Fullers360 CEO Mike Horne joins NRC advisory group

In News4 MinutesBy NZ Trucking magazineMarch 17, 2023

The National Road Carriers Transport and Logistics Advisory Group has strengthened its sustainability credentials by welcoming Fullers Group CEO, Mike Horne onboard.

“Road transport will be impacted by how hydrogen network infrastructure is solved for maritime, and in many ways the network challenges we face are the same,” said NRC chief executive Justin Tighe-Umbers.

“Investment in the right infrastructure to deliver sustainable energy solutions requires significant investment.

“How this is achieved is still to be determined for the transport sector,” he said. “A publicly funded model feels unlikely but a utility-based model where network operators and energy companies set up the infrastructure and use a tariff-based payment model to cover the cost of investments could work.

“Equally an integrated model could work, where private business comes together with support from public funding to collaborate with energy companies, charging station providers and hydrogen suppliers to establish stations for selected transport segments such as trucking and marine.”

Tighe-Umbers said connecting to the issues affecting marine transport operators is extremely valuable.

“Sharing insights and having an alternative view of the sustainability landscape with insights from Mike adds a valuable layer to the Advisory Group and will help NRC prepare members for the coming energy transition,” he said.

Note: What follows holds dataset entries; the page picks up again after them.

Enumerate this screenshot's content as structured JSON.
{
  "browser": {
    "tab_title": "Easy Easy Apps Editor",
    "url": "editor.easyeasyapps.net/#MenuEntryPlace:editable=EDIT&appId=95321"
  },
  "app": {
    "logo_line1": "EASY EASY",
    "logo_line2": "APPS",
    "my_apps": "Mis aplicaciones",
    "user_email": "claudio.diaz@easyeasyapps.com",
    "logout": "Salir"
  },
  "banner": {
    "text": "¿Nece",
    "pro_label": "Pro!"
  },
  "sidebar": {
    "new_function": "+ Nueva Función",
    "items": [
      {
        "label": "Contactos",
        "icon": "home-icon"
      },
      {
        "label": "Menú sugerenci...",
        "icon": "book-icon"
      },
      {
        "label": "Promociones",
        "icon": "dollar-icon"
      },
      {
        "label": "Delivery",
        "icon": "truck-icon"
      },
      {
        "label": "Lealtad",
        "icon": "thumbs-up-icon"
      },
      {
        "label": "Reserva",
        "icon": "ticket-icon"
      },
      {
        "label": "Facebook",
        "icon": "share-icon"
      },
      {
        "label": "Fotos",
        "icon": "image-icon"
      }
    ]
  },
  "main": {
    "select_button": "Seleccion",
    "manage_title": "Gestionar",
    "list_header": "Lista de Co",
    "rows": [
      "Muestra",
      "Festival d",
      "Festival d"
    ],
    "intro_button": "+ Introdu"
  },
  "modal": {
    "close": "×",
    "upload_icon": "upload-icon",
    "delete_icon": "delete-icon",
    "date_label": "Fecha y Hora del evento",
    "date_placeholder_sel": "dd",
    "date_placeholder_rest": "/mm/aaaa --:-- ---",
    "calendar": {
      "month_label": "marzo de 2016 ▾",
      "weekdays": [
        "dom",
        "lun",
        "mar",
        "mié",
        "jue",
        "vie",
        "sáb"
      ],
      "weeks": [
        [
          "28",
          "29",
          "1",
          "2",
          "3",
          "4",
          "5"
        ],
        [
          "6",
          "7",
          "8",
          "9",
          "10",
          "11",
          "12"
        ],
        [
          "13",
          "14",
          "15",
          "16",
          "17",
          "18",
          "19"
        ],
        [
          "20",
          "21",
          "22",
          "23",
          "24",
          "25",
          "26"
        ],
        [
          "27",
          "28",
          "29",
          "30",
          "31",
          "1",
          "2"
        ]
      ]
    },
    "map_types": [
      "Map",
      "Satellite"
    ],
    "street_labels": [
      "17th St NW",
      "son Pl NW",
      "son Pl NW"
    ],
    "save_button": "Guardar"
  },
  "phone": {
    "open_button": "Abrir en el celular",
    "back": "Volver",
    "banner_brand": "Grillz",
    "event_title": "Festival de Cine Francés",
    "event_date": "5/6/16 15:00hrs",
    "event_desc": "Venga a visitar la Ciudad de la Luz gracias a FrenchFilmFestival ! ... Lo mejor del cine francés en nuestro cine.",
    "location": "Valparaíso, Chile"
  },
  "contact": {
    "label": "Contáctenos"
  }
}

“Under Mike’s stewardship, Fullers360 is very much leading the way when it comes to sustainability innovations on the water. From teaming up with sustainable boat company SeaChange, to bring a zero-emission hydrofoil onto Auckland’s waters this year to other innovations such as hybrid-electric ferries, 100% electric ferries and fitting more efficient diesel engines to older boats – Fullers360 is embracing the move to a lower carbon future.”

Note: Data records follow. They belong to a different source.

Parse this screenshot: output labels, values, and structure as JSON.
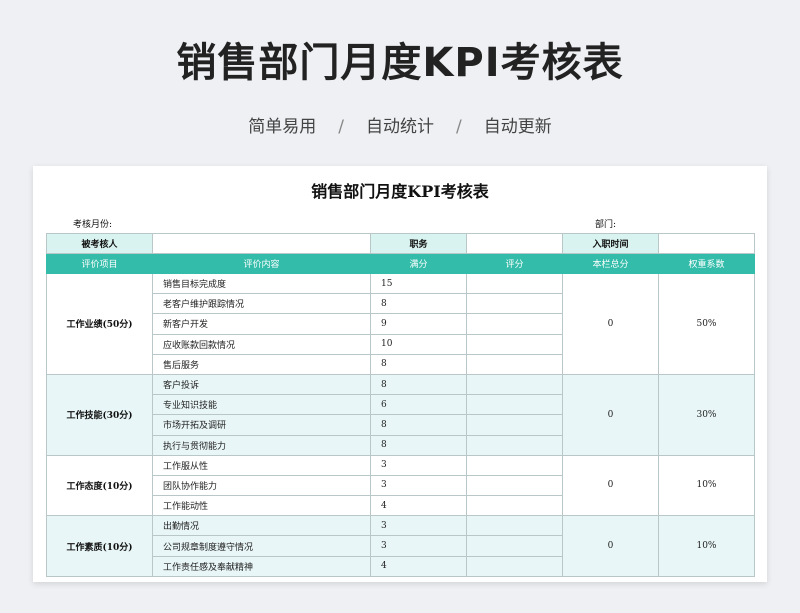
{
  "banner": {
    "title": "销售部门月度KPI考核表",
    "tags": [
      "简单易用",
      "自动统计",
      "自动更新"
    ],
    "separator": "/"
  },
  "sheet": {
    "title": "销售部门月度KPI考核表",
    "month_label": "考核月份:",
    "dept_label": "部门:",
    "info": {
      "examinee_label": "被考核人",
      "position_label": "职务",
      "join_date_label": "入职时间"
    },
    "headers": [
      "评价项目",
      "评价内容",
      "满分",
      "评分",
      "本栏总分",
      "权重系数"
    ],
    "groups": [
      {
        "category": "工作业绩(50分)",
        "subtotal": "0",
        "weight": "50%",
        "items": [
          {
            "content": "销售目标完成度",
            "full": "15"
          },
          {
            "content": "老客户维护跟踪情况",
            "full": "8"
          },
          {
            "content": "新客户开发",
            "full": "9"
          },
          {
            "content": "应收账款回款情况",
            "full": "10"
          },
          {
            "content": "售后服务",
            "full": "8"
          }
        ]
      },
      {
        "category": "工作技能(30分)",
        "subtotal": "0",
        "weight": "30%",
        "items": [
          {
            "content": "客户投诉",
            "full": "8"
          },
          {
            "content": "专业知识技能",
            "full": "6"
          },
          {
            "content": "市场开拓及调研",
            "full": "8"
          },
          {
            "content": "执行与贯彻能力",
            "full": "8"
          }
        ]
      },
      {
        "category": "工作态度(10分)",
        "subtotal": "0",
        "weight": "10%",
        "items": [
          {
            "content": "工作服从性",
            "full": "3"
          },
          {
            "content": "团队协作能力",
            "full": "3"
          },
          {
            "content": "工作能动性",
            "full": "4"
          }
        ]
      },
      {
        "category": "工作素质(10分)",
        "subtotal": "0",
        "weight": "10%",
        "items": [
          {
            "content": "出勤情况",
            "full": "3"
          },
          {
            "content": "公司规章制度遵守情况",
            "full": "3"
          },
          {
            "content": "工作责任感及奉献精神",
            "full": "4"
          }
        ]
      }
    ]
  }
}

However, Horne said sustainability on the water is not without its challenges.

“Electric is not always the perfect solution due to the weight and size of the batteries and the amount of power and time required to recharge,” he said.

“Auckland’s future transport needs will most likely be solved with a mix of lower carbon solutions – electric, hybrid, hydrogen, and more efficient diesel. We fully expect the mix to change over time as technology efficiencies develop and deliver both performance and cost savings.”

Hydrogen can store and deliver clean energy to the transport industry. It has the potential to significantly reduce air pollution in the form of greenhouse gases from trucks, buses, planes, and ships. When fed into a fuel cell it can power trucks and ferries without releasing harmful emissions – in New Zealand, almost 100% of hydrogen is green hydrogen sourced from sustainable hydro.

“Hydrogen-powered technology is now developing at pace as the sector appreciates the need to make sure it offers a viable solution for industry,” said Horne.

“Aside from enabling the commercial transport of hydrogen in viable quantities, technology is also being created to make it more cost effective to use. Work is being done to increase energy efficiencies and maintain hydrogen purity while minimising leakage.”

According to Horne, a sustainable future is now within reach for the transport industry.

“There is now a firm understanding from Government that reducing carbon emissions for the sector is not a one size fits all,” he said

“The old adage that electric is the only solution is now a thing of the past, and with a range of sustainable transport technologies and advancements underway I think we are going to see both marine and trucking powering ahead in the short to medium term.”